Think there are no jobs to be had in Pittsburgh? Think again. "There are over 20,000 job openings [on the new job-search Web site Imaginemynewjob.com] and 30 percent pay $60,000 or more," says Jim Futrell, vice president for market research and analysis at the Allegheny Conference on Community Development, a longtime advocacy group for economic development in the region. In 2008, it launched Imaginemynewjob.com, a free job-search portal, which aggregates job listings from individual employers and search engines (such as Monster.com and hotjobs.com) within a 70-mile radius of downtown Pittsburgh, putting them in one easy-to-find location.

Pittsburgh magazine culled through these job opportunities and identified 10 job categories that are in demand - yes, even in today's economy. Read on to learn which jobs in the Pittsburgh region are hot, hot, hot.

Health Care

It's no surprise that health care tops our list of hot jobs. The Pittsburgh Regional Alliance reports that about 15 percent of people here work in the health care industry - and nursing tops the list.

"Nurses are always at the top of the list because there are so many registered nurses that you need," says Linda Novak, director of human- resources development at West Penn Allegheny Health System. "It's the position we hire the most."

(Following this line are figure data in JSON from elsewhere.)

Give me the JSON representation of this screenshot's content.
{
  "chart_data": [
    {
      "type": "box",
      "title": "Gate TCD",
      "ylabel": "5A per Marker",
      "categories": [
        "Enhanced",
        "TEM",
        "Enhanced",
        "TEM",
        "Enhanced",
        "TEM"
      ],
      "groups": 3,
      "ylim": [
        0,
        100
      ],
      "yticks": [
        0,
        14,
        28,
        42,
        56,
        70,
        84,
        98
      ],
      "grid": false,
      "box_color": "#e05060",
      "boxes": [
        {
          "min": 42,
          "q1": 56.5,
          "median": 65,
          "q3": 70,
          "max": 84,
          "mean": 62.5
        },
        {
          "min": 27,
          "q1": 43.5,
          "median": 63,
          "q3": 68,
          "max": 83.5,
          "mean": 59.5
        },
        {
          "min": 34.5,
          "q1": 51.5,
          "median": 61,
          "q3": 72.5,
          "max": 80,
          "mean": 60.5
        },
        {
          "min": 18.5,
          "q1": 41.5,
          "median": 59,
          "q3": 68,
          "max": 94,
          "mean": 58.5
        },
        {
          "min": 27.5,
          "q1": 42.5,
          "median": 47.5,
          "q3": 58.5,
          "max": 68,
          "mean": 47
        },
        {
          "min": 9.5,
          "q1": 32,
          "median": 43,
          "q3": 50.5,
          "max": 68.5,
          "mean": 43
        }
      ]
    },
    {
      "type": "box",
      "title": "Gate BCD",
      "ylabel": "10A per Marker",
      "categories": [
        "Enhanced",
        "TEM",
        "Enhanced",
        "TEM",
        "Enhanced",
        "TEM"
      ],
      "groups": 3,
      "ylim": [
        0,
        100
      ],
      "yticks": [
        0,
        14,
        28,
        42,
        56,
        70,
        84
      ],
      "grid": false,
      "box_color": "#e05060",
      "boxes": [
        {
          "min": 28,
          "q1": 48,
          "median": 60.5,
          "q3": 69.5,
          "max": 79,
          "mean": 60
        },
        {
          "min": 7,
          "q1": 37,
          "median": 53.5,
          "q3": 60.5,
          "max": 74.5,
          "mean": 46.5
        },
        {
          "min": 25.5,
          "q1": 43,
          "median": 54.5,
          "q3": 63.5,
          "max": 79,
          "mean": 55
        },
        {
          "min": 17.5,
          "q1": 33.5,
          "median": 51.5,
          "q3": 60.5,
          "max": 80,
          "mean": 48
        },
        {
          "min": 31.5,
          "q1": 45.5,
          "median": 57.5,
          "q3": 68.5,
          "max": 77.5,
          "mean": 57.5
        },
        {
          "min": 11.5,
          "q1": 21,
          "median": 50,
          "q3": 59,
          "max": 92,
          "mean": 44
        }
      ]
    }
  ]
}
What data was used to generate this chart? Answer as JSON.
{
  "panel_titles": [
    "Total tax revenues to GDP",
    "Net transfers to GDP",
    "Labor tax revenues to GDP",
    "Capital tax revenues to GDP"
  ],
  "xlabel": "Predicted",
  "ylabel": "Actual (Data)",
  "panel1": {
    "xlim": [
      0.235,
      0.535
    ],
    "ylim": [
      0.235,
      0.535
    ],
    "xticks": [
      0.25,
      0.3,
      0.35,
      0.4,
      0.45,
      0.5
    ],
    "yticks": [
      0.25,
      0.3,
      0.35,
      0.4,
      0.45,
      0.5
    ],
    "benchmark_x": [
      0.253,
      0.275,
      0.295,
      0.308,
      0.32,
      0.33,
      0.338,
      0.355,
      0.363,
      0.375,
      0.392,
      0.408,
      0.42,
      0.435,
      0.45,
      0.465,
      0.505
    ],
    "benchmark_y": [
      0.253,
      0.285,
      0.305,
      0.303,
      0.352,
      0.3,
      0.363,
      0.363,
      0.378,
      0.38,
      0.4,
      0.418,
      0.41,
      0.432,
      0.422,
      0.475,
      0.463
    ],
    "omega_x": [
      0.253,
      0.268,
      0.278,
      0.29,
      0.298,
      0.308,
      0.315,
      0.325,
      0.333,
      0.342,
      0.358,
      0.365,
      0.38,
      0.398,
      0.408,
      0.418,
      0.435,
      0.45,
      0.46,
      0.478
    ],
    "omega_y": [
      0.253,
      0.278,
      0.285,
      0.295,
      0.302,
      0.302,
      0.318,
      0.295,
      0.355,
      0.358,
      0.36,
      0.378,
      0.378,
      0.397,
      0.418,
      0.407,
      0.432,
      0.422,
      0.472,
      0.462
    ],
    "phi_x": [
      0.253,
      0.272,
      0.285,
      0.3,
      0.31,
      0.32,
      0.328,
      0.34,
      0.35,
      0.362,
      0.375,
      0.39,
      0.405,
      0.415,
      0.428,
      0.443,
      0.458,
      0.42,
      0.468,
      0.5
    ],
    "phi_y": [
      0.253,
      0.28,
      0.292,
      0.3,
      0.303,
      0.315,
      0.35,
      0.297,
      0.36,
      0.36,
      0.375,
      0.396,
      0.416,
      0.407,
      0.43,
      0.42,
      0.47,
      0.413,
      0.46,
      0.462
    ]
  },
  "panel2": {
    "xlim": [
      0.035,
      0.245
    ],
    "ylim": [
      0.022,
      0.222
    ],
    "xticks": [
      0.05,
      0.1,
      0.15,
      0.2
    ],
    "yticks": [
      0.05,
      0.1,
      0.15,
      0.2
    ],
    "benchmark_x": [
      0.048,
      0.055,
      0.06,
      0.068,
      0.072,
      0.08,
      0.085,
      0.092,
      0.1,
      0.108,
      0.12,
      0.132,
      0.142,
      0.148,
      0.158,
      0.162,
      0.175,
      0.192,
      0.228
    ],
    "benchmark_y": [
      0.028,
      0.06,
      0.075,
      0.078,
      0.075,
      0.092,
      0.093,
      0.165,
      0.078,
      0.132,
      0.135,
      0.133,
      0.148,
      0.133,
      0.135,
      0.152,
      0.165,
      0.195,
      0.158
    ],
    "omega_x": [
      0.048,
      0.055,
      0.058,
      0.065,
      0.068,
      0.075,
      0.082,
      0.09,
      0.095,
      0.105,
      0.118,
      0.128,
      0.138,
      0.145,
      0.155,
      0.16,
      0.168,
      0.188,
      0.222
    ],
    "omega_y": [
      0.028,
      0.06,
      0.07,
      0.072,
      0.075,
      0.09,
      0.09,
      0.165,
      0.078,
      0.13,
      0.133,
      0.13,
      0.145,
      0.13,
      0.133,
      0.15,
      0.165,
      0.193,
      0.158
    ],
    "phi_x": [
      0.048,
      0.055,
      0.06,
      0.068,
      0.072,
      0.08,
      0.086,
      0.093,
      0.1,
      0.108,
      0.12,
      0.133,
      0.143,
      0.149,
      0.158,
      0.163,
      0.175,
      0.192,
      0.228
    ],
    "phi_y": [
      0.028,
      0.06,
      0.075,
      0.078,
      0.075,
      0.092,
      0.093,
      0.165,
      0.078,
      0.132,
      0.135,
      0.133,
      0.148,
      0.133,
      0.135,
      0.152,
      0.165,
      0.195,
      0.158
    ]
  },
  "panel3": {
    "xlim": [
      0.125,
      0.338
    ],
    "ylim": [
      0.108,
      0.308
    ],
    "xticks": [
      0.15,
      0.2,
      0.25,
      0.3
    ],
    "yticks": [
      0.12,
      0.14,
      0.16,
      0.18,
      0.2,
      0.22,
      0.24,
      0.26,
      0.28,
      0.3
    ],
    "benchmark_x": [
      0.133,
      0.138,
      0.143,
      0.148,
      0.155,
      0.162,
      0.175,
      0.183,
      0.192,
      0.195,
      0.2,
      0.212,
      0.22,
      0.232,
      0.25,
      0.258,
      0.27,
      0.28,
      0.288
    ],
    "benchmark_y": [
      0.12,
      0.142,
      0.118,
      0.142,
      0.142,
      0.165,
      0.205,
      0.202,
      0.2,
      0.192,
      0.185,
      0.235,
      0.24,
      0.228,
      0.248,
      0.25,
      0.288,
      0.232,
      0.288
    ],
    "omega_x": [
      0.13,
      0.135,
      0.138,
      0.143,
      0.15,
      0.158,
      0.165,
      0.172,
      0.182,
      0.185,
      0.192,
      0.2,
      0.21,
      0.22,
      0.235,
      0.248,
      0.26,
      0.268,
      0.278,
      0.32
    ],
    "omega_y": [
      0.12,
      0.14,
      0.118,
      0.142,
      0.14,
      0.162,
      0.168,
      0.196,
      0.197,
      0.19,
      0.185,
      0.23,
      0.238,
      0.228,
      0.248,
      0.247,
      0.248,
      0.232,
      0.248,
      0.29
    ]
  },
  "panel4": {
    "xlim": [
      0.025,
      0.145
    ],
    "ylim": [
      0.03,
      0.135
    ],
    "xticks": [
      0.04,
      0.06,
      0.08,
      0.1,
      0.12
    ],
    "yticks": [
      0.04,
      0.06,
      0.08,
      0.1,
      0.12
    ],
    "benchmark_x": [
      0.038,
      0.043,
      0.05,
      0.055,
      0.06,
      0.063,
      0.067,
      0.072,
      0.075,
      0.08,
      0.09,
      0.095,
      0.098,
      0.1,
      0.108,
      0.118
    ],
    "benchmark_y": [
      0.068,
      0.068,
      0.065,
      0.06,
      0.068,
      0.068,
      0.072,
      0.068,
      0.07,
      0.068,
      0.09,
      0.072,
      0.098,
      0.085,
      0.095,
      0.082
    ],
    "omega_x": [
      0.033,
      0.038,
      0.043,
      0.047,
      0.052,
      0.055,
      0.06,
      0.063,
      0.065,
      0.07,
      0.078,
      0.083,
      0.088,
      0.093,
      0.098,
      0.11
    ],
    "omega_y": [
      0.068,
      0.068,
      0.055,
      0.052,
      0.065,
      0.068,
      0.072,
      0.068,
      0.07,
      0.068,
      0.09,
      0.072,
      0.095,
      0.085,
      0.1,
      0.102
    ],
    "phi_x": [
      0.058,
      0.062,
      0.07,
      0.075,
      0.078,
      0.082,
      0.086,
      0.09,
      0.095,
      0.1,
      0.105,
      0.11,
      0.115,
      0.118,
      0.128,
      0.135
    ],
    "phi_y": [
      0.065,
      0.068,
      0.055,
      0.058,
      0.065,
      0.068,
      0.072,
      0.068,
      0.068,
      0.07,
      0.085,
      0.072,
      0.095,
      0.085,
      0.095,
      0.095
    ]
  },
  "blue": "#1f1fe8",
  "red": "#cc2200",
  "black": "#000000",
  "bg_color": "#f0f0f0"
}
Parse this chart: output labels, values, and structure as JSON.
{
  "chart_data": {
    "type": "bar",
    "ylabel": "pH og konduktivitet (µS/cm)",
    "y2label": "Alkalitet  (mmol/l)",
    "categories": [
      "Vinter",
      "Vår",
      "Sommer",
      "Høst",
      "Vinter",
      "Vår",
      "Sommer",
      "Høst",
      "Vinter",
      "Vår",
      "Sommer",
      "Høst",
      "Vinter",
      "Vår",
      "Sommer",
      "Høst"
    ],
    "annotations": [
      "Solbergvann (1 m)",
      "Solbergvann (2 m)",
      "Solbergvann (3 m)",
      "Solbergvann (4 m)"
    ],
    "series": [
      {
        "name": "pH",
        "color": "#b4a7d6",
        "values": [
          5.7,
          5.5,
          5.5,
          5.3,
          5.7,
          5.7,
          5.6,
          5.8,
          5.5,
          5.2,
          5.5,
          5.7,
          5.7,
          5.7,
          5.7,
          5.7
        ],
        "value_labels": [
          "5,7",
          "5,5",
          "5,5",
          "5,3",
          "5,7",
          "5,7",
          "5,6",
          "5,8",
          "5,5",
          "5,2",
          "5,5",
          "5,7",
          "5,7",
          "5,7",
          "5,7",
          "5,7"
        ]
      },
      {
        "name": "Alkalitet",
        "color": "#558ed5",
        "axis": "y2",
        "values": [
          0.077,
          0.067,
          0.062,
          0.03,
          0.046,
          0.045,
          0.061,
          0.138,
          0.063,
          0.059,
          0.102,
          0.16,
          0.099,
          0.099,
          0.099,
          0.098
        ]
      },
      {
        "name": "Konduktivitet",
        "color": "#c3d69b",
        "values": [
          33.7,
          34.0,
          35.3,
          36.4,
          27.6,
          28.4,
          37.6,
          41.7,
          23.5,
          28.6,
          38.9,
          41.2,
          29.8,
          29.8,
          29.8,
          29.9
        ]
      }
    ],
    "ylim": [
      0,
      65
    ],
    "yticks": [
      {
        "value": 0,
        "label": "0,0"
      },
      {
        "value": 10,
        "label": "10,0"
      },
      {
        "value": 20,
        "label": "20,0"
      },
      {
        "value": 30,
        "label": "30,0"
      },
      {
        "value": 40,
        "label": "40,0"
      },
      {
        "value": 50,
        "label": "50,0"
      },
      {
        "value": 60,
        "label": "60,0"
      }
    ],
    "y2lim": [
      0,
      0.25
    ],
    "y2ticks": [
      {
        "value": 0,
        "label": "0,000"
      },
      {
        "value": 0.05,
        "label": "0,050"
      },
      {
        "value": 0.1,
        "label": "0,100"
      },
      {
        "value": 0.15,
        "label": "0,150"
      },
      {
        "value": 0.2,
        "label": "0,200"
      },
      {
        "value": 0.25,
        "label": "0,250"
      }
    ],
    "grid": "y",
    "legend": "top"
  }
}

Nurses manage patient records via computer, handle medications, monitor vital signs and work with the doctor on the patient's care plan, explains Greg Peaslee, UPMC's senior vice president and chief human-resources and administrative-services officer. But most of all, "nurses must be empathetic - that's core," says Peaslee. "The inpatient nurse really is the primary caregiver for someone in the hospital."

UPMC expects to hire up to 1,500 registered nurses (R.N.s) each year for the next 10 years, and generally has about 200 R.N. openings at any given time.

Nurses usually make $40,000 to $80,000, says Lisa Bonacci, vice president of human-resources operations and services at UPMC, who adds that job flexibility is one of the great benefits of the profession.

"There is a very good prognosis for jobs in the future," says Peaslee, adding, "I think we will see more second-career people entering nursing."

Pharmacists, imaging technologists (MRI and CAT scan) and therapists (speech, occupational, respiratory and physical) are also hot jobs, say both Peaslee and Novak.

"Health care is such a dynamic area," says Novak. "You're not locked into the same position; there is a lot of lateral and upward mobility."